Graded on a Curve: Gordon Lightfoot,
An Introduction to Gordon Lightfoot

Robbie Robertson has called Canadian folk rock singer/songwriter Gordon Lightfoot “a national treasure,” and so he is. Canadians don’t just love their Orillia, Ontario native son, they worship him in temples that can only be entered by pilgrims clad in the holy sandals Gord wore on the cover of his 1974 LP Sundown.

And their devotion is understandable–Lightfoot has contributed many a timeless song to the world, and none other than Bob Dylan has gone on record saying that when he hears a Lightfoot song he wishes “it would last forever.”

Lightfoot wrote many a great song from 1965 to 1970 with United Artists, including “Early Morning Rain,” “Ribbon of Darkness,” and “Canadian Railroad Trilogy,” to name just a few. But he recorded his best known work for Warner/Reprise Records, with whom he signed in 1970. And it’s this work you’ll hear on 2018’s aptly titled compilation An Introduction to Gordon Lightfoot.

There are other Lightfoot compilations out there, but they either include music only your hardcore fans will want to own (see 1999’s Songbook or 2019’s The Complete Singles 1970–1980). 1975’s Gord’s Gold is arguably the best comp out there, including as it does material from both his United Artists and Warner Brothers years, but it omits “The Wreck of the Edmund Fitzgerald” (inexcusable!) and (even more inexcusable!) includes re-recordings of the songs from Lightfoot’s years with United Artists.

All ten of the tracks on An Introduction to Gordon Lightfoot provide indisputable proof that Lightfoot is the best singer-songwriter to stand his ground in Canada (Neil and Joni and Robbie defected and never looked back), and if you’re inclined to argue this fact with the peace-loving Canucks of the Great White North they might just crown you with a hockey stick and toss you into Lake Ontario.

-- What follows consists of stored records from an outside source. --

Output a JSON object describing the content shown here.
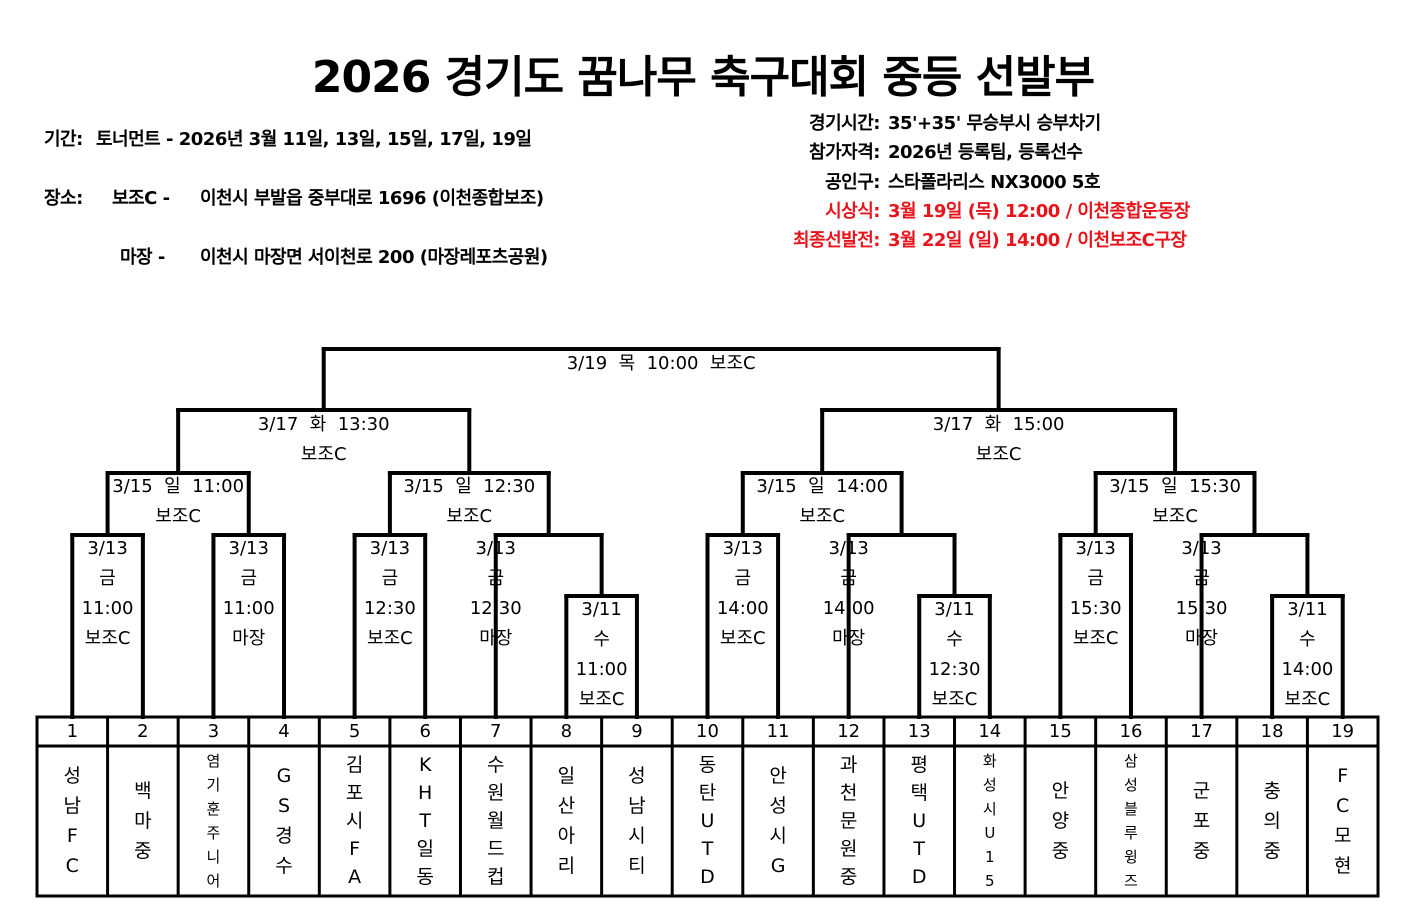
{
  "title": "2026 경기도 꿈나무 축구대회 중등 선발부",
  "info_left": {
    "period_label": "기간:",
    "period_value": "토너먼트 - 2026년 3월 11일, 13일, 15일, 17일, 19일",
    "venue_label": "장소:",
    "venue1_name": "보조C -",
    "venue1_addr": "이천시 부발읍 중부대로 1696 (이천종합보조)",
    "venue2_name": "마장 -",
    "venue2_addr": "이천시 마장면 서이천로 200 (마장레포츠공원)"
  },
  "info_right": [
    {
      "label": "경기시간:",
      "value": "35'+35' 무승부시 승부차기",
      "color": "#000000"
    },
    {
      "label": "참가자격:",
      "value": "2026년 등록팀, 등록선수",
      "color": "#000000"
    },
    {
      "label": "공인구:",
      "value": "스타폴라리스 NX3000 5호",
      "color": "#000000"
    },
    {
      "label": "시상식:",
      "value": "3월 19일 (목) 12:00 / 이천종합운동장",
      "color": "#e8141b"
    },
    {
      "label": "최종선발전:",
      "value": "3월 22일 (일) 14:00 / 이천보조C구장",
      "color": "#e8141b"
    }
  ],
  "teams": [
    {
      "no": "1",
      "name": "성남FC"
    },
    {
      "no": "2",
      "name": "백마중"
    },
    {
      "no": "3",
      "name": "염기훈주니어"
    },
    {
      "no": "4",
      "name": "GS경수"
    },
    {
      "no": "5",
      "name": "김포시FA"
    },
    {
      "no": "6",
      "name": "KHT일동"
    },
    {
      "no": "7",
      "name": "수원월드컵"
    },
    {
      "no": "8",
      "name": "일산아리"
    },
    {
      "no": "9",
      "name": "성남시티"
    },
    {
      "no": "10",
      "name": "동탄UTD"
    },
    {
      "no": "11",
      "name": "안성시G"
    },
    {
      "no": "12",
      "name": "과천문원중"
    },
    {
      "no": "13",
      "name": "평택UTD"
    },
    {
      "no": "14",
      "name": "화성시U15"
    },
    {
      "no": "15",
      "name": "안양중"
    },
    {
      "no": "16",
      "name": "삼성블루윙즈"
    },
    {
      "no": "17",
      "name": "군포중"
    },
    {
      "no": "18",
      "name": "충의중"
    },
    {
      "no": "19",
      "name": "FC모현"
    }
  ],
  "matches": {
    "r0_8_9": [
      "3/11",
      "수",
      "11:00",
      "보조C"
    ],
    "r0_13_14": [
      "3/11",
      "수",
      "12:30",
      "보조C"
    ],
    "r0_18_19": [
      "3/11",
      "수",
      "14:00",
      "보조C"
    ],
    "r1_1_2": [
      "3/13",
      "금",
      "11:00",
      "보조C"
    ],
    "r1_3_4": [
      "3/13",
      "금",
      "11:00",
      "마장"
    ],
    "r1_5_6": [
      "3/13",
      "금",
      "12:30",
      "보조C"
    ],
    "r1_7_w": [
      "3/13",
      "금",
      "12:30",
      "마장"
    ],
    "r1_10_11": [
      "3/13",
      "금",
      "14:00",
      "보조C"
    ],
    "r1_12_w": [
      "3/13",
      "금",
      "14:00",
      "마장"
    ],
    "r1_15_16": [
      "3/13",
      "금",
      "15:30",
      "보조C"
    ],
    "r1_17_w": [
      "3/13",
      "금",
      "15:30",
      "마장"
    ],
    "qf1": [
      "3/15  일  11:00",
      "보조C"
    ],
    "qf2": [
      "3/15  일  12:30",
      "보조C"
    ],
    "qf3": [
      "3/15  일  14:00",
      "보조C"
    ],
    "qf4": [
      "3/15  일  15:30",
      "보조C"
    ],
    "sf1": [
      "3/17  화  13:30",
      "보조C"
    ],
    "sf2": [
      "3/17  화  15:00",
      "보조C"
    ],
    "final": [
      "3/19  목  10:00  보조C"
    ]
  }
}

Cut in 1970, “If You Could Read My Mind” may well be the most touching love song ever written; plaintive and bittersweet, it has moved more people over the years than Canadian Airlines. “Summer Side of Life” is a giddy sunlit pleasure with dark undertones–with its dizzying melody and talk of “young girls everywhere” it’s easy to overlook its crying boys who don’t want to go off to war.

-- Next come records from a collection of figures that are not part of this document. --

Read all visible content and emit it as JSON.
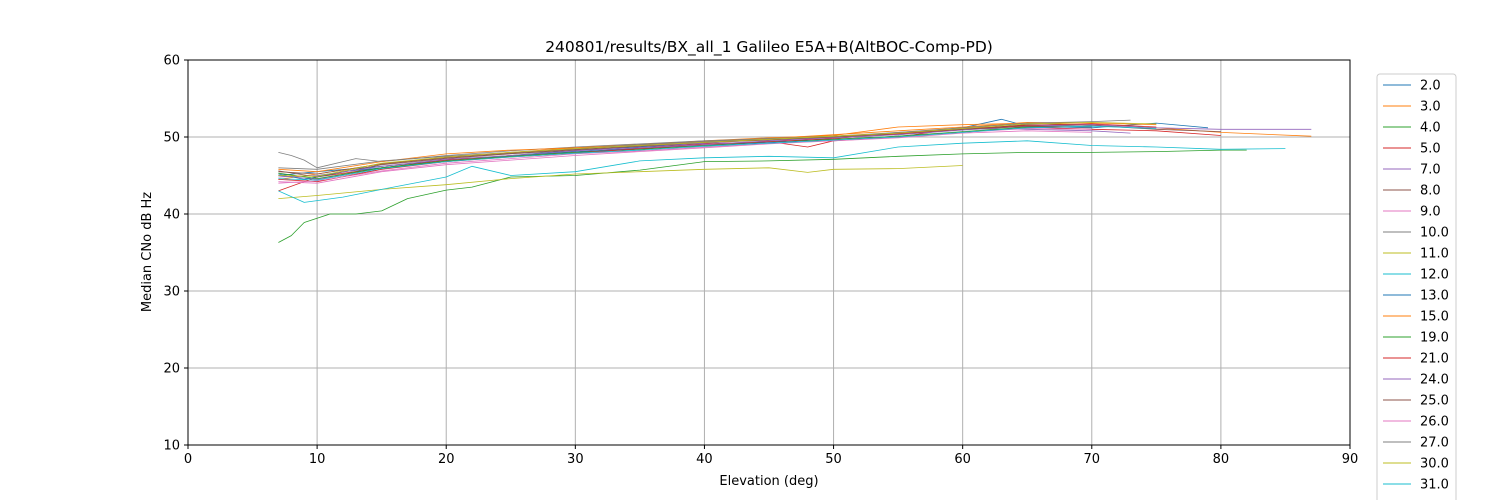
{
  "chart_data": {
    "type": "line",
    "title": "240801/results/BX_all_1 Galileo E5A+B(AltBOC-Comp-PD)",
    "xlabel": "Elevation (deg)",
    "ylabel": "Median CNo dB Hz",
    "xlim": [
      0,
      90
    ],
    "ylim": [
      10,
      60
    ],
    "xticks": [
      "0",
      "10",
      "20",
      "30",
      "40",
      "50",
      "60",
      "70",
      "80",
      "90"
    ],
    "yticks": [
      "10",
      "20",
      "30",
      "40",
      "50",
      "60"
    ],
    "grid": true,
    "legend_position": "right",
    "series": [
      {
        "name": "2.0",
        "color": "#1f77b4",
        "x": [
          7,
          10,
          15,
          20,
          25,
          30,
          35,
          40,
          45,
          50,
          55,
          60,
          63,
          65,
          70,
          75,
          79
        ],
        "values": [
          45.0,
          45.5,
          46.2,
          47.0,
          47.6,
          48.3,
          48.7,
          49.2,
          49.8,
          50.1,
          50.4,
          51.2,
          52.3,
          51.4,
          51.2,
          51.8,
          51.2
        ]
      },
      {
        "name": "3.0",
        "color": "#ff7f0e",
        "x": [
          7,
          10,
          15,
          20,
          25,
          30,
          35,
          40,
          45,
          50,
          55,
          60,
          65,
          70,
          75,
          80,
          87
        ],
        "values": [
          44.5,
          45.2,
          46.5,
          47.4,
          48.0,
          48.6,
          49.0,
          49.5,
          49.9,
          50.2,
          51.3,
          51.6,
          51.8,
          51.6,
          51.2,
          50.6,
          50.1
        ]
      },
      {
        "name": "4.0",
        "color": "#2ca02c",
        "x": [
          7,
          8,
          9,
          11,
          13,
          15,
          17,
          20,
          22,
          25,
          30,
          35,
          40,
          45,
          50,
          55,
          60,
          65,
          70,
          75,
          80,
          82
        ],
        "values": [
          36.3,
          37.2,
          38.9,
          40.0,
          40.0,
          40.4,
          42.0,
          43.1,
          43.5,
          44.8,
          45.0,
          45.7,
          46.8,
          46.9,
          47.1,
          47.5,
          47.8,
          48.0,
          48.0,
          48.1,
          48.3,
          48.3
        ]
      },
      {
        "name": "5.0",
        "color": "#d62728",
        "x": [
          7,
          10,
          15,
          20,
          25,
          30,
          35,
          40,
          45,
          48,
          50,
          55,
          60,
          65,
          70,
          75,
          80
        ],
        "values": [
          43.0,
          44.8,
          46.0,
          47.0,
          47.6,
          48.0,
          48.6,
          49.1,
          49.4,
          48.7,
          49.5,
          50.0,
          51.2,
          51.3,
          51.0,
          50.8,
          50.2
        ]
      },
      {
        "name": "7.0",
        "color": "#9467bd",
        "x": [
          7,
          10,
          15,
          20,
          25,
          30,
          35,
          40,
          45,
          50,
          55,
          60,
          65,
          70,
          73
        ],
        "values": [
          45.0,
          44.5,
          46.0,
          46.8,
          47.5,
          48.2,
          48.8,
          49.2,
          49.7,
          49.9,
          50.6,
          51.1,
          51.0,
          50.8,
          50.5
        ]
      },
      {
        "name": "8.0",
        "color": "#8c564b",
        "x": [
          7,
          10,
          15,
          20,
          25,
          30,
          35,
          40,
          45,
          50,
          55,
          60,
          65,
          70,
          75,
          80
        ],
        "values": [
          45.6,
          44.8,
          46.4,
          47.2,
          47.8,
          48.3,
          48.8,
          49.3,
          49.6,
          50.0,
          50.3,
          51.0,
          51.6,
          51.5,
          51.0,
          50.7
        ]
      },
      {
        "name": "9.0",
        "color": "#e377c2",
        "x": [
          7,
          10,
          15,
          20,
          25,
          30,
          35,
          40,
          45,
          50,
          55,
          60,
          65,
          70
        ],
        "values": [
          44.2,
          44.0,
          45.5,
          46.4,
          47.0,
          47.6,
          48.1,
          48.6,
          49.1,
          49.5,
          49.9,
          50.5,
          50.8,
          50.6
        ]
      },
      {
        "name": "10.0",
        "color": "#7f7f7f",
        "x": [
          7,
          8,
          9,
          10,
          13,
          15,
          20,
          25,
          30,
          35,
          40,
          45,
          50,
          55,
          60,
          65,
          70
        ],
        "values": [
          48.0,
          47.6,
          47.0,
          46.0,
          47.2,
          46.8,
          47.6,
          48.2,
          48.7,
          49.1,
          49.5,
          49.8,
          50.1,
          50.5,
          51.2,
          51.8,
          51.5
        ]
      },
      {
        "name": "11.0",
        "color": "#bcbd22",
        "x": [
          7,
          10,
          15,
          20,
          25,
          30,
          35,
          40,
          45,
          48,
          50,
          55,
          60
        ],
        "values": [
          42.0,
          42.4,
          43.2,
          43.8,
          44.6,
          45.2,
          45.5,
          45.8,
          46.0,
          45.4,
          45.8,
          45.9,
          46.3
        ]
      },
      {
        "name": "12.0",
        "color": "#17becf",
        "x": [
          7,
          9,
          12,
          15,
          20,
          22,
          25,
          30,
          35,
          40,
          45,
          50,
          55,
          60,
          65,
          70,
          75,
          80,
          85
        ],
        "values": [
          43.0,
          41.5,
          42.2,
          43.2,
          44.8,
          46.2,
          45.0,
          45.5,
          46.9,
          47.3,
          47.5,
          47.3,
          48.7,
          49.2,
          49.5,
          48.9,
          48.7,
          48.4,
          48.5
        ]
      },
      {
        "name": "13.0",
        "color": "#1f77b4",
        "x": [
          7,
          9,
          12,
          15,
          20,
          25,
          30,
          35,
          40,
          45,
          50,
          55,
          60,
          65,
          70
        ],
        "values": [
          45.2,
          44.5,
          45.5,
          46.0,
          46.8,
          47.6,
          48.1,
          48.5,
          48.9,
          49.3,
          49.7,
          50.1,
          50.6,
          51.2,
          51.4
        ]
      },
      {
        "name": "15.0",
        "color": "#ff7f0e",
        "x": [
          7,
          10,
          15,
          20,
          25,
          30,
          35,
          40,
          45,
          50,
          55,
          60,
          65,
          70,
          75
        ],
        "values": [
          45.8,
          45.5,
          46.8,
          47.8,
          48.3,
          48.6,
          49.0,
          49.4,
          49.8,
          50.3,
          50.8,
          51.3,
          51.9,
          51.8,
          51.6
        ]
      },
      {
        "name": "19.0",
        "color": "#2ca02c",
        "x": [
          7,
          10,
          15,
          20,
          25,
          30,
          35,
          40,
          45,
          50,
          55,
          60,
          65,
          70
        ],
        "values": [
          45.3,
          44.6,
          46.0,
          46.9,
          47.5,
          48.0,
          48.4,
          48.9,
          49.4,
          49.7,
          50.1,
          50.7,
          51.3,
          51.6
        ]
      },
      {
        "name": "21.0",
        "color": "#d62728",
        "x": [
          7,
          10,
          15,
          20,
          25,
          30,
          35,
          40,
          45,
          50,
          55,
          60,
          65,
          70,
          75
        ],
        "values": [
          44.5,
          44.2,
          45.8,
          46.8,
          47.4,
          47.9,
          48.5,
          49.0,
          49.4,
          49.8,
          50.4,
          51.0,
          51.5,
          51.7,
          51.3
        ]
      },
      {
        "name": "24.0",
        "color": "#9467bd",
        "x": [
          7,
          10,
          15,
          20,
          25,
          30,
          35,
          40,
          45,
          50,
          55,
          60,
          65,
          70,
          75,
          80,
          87
        ],
        "values": [
          44.8,
          45.0,
          46.2,
          47.1,
          47.6,
          48.2,
          48.6,
          49.0,
          49.5,
          49.9,
          50.3,
          50.9,
          51.4,
          51.6,
          51.2,
          51.0,
          51.0
        ]
      },
      {
        "name": "25.0",
        "color": "#8c564b",
        "x": [
          7,
          10,
          15,
          20,
          25,
          30,
          35,
          40,
          45,
          50,
          55,
          60,
          65,
          70
        ],
        "values": [
          45.5,
          45.2,
          46.5,
          47.3,
          47.9,
          48.4,
          48.9,
          49.3,
          49.7,
          50.0,
          50.5,
          51.0,
          51.4,
          51.3
        ]
      },
      {
        "name": "26.0",
        "color": "#e377c2",
        "x": [
          7,
          10,
          15,
          20,
          25,
          30,
          35,
          40,
          45,
          50,
          55,
          60,
          65,
          70
        ],
        "values": [
          44.0,
          44.3,
          45.6,
          46.6,
          47.2,
          47.8,
          48.2,
          48.7,
          49.2,
          49.6,
          50.0,
          50.6,
          51.1,
          51.0
        ]
      },
      {
        "name": "27.0",
        "color": "#7f7f7f",
        "x": [
          7,
          10,
          15,
          20,
          25,
          30,
          35,
          40,
          45,
          50,
          55,
          60,
          65,
          70,
          73
        ],
        "values": [
          46.0,
          45.8,
          46.9,
          47.5,
          48.0,
          48.5,
          49.0,
          49.4,
          49.8,
          50.1,
          50.6,
          51.2,
          51.8,
          52.0,
          52.2
        ]
      },
      {
        "name": "30.0",
        "color": "#bcbd22",
        "x": [
          7,
          10,
          15,
          20,
          25,
          30,
          35,
          40,
          45,
          50,
          55,
          60,
          65,
          70,
          75
        ],
        "values": [
          45.0,
          44.9,
          46.6,
          47.4,
          48.0,
          48.5,
          48.9,
          49.3,
          49.7,
          50.1,
          50.5,
          51.1,
          51.7,
          51.9,
          51.7
        ]
      },
      {
        "name": "31.0",
        "color": "#17becf",
        "x": [
          7,
          10,
          15,
          20,
          25,
          30,
          35,
          40,
          45,
          50,
          55,
          60,
          65,
          70,
          75
        ],
        "values": [
          44.6,
          44.4,
          45.9,
          46.8,
          47.4,
          47.9,
          48.3,
          48.8,
          49.2,
          49.6,
          50.0,
          50.6,
          51.2,
          51.4,
          51.1
        ]
      }
    ]
  }
}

“Beautiful” is a lush and lovely ballad: too soppy for my tastes, granted, and I’d have sooner the people who put the comp together set it aside for the up-tempo “Race Among the Ruins.” Lightfoot’s “Rainy Day People” feel your pain–if you’re feeling blue they’ve been there too. Lightfoot takes to the road on “Carefree Highway,” which isn’t really all that carefree–he’s running from a relationship gone south and sings “Now the thing that I call living /Is just being satisfied/With knowing I got no one left to blame.”

“Sundown” (which along with “If You Could Read My Mind” is the song he’ll be best remembered for) has a spaghetti western vibe. And the song’s a showdown of sorts, between Lightfoot and a beguiling lady in red he doesn’t want creeping up his backstairs. The love song “The Circle Is Small” has a sunrise feel and boasts one of the loveliest choruses I know.

“Baby Step Back” is a kissing cousin of “Sundown”: Lightfoot wants his baby to either step forward or step back, but when all is said and done he’d just as soon she left him alone. And just to prove he’s big on ultimatums, on the surprisingly slinky “Daylight Katy” he sings, “Daylight Katy come on/If you can’t follow me down/Daylight Katy go home.” Lightfoot is a complex man, and in addition to his sadness you’ll often find a touch of anger in even his breeziest songs.

On the haunting topical song “The Wreck of the Edmund Fitzgerald” Lightfoot transforms what in the great scheme of things was a minor tragedy into an epic elegy for the twenty men who perished when the SS Edmund Fitzgerald sank in Lake Ontario on November 10, 1975. Its length (the song weighs in at almost six and one-half minutes) and unrelenting verses (no choruses on this one) capture the lake’s relentless force, and Lightfoot’s deft handling of the story and his eye for the telling detail are nothing less than masterful. Who can forget the lines:

When suppertime came, the old cook came on deck sayin’
‘Fellas, it’s too rough to feed ya’
At seven PM, a main hatchway caved in, he said
‘Fellas, it’s been good to know ya’

Or the mournful stanza:

In a musty old hall in Detroit they prayed
In the maritime sailors’ cathedral
The church bell chimed ’til it rang twenty-nine times
For each man on the Edmund Fitzgerald

Gordon Lightfoot’s a living legend, and one of the premiere folk rock singer-songwriters of his, or any, time. The American listening public may know him best through a handful of songs, all of which you’ll find on this compilation, but the fine folks of Canada all know and love his entire catalogue, which is as immense as Lake Superior itself. Kinda makes you wonder if they’re keeping Gord to themselves. If they are I intend head north to ask them why, and can only hope I don’t end up in Lake Ontario.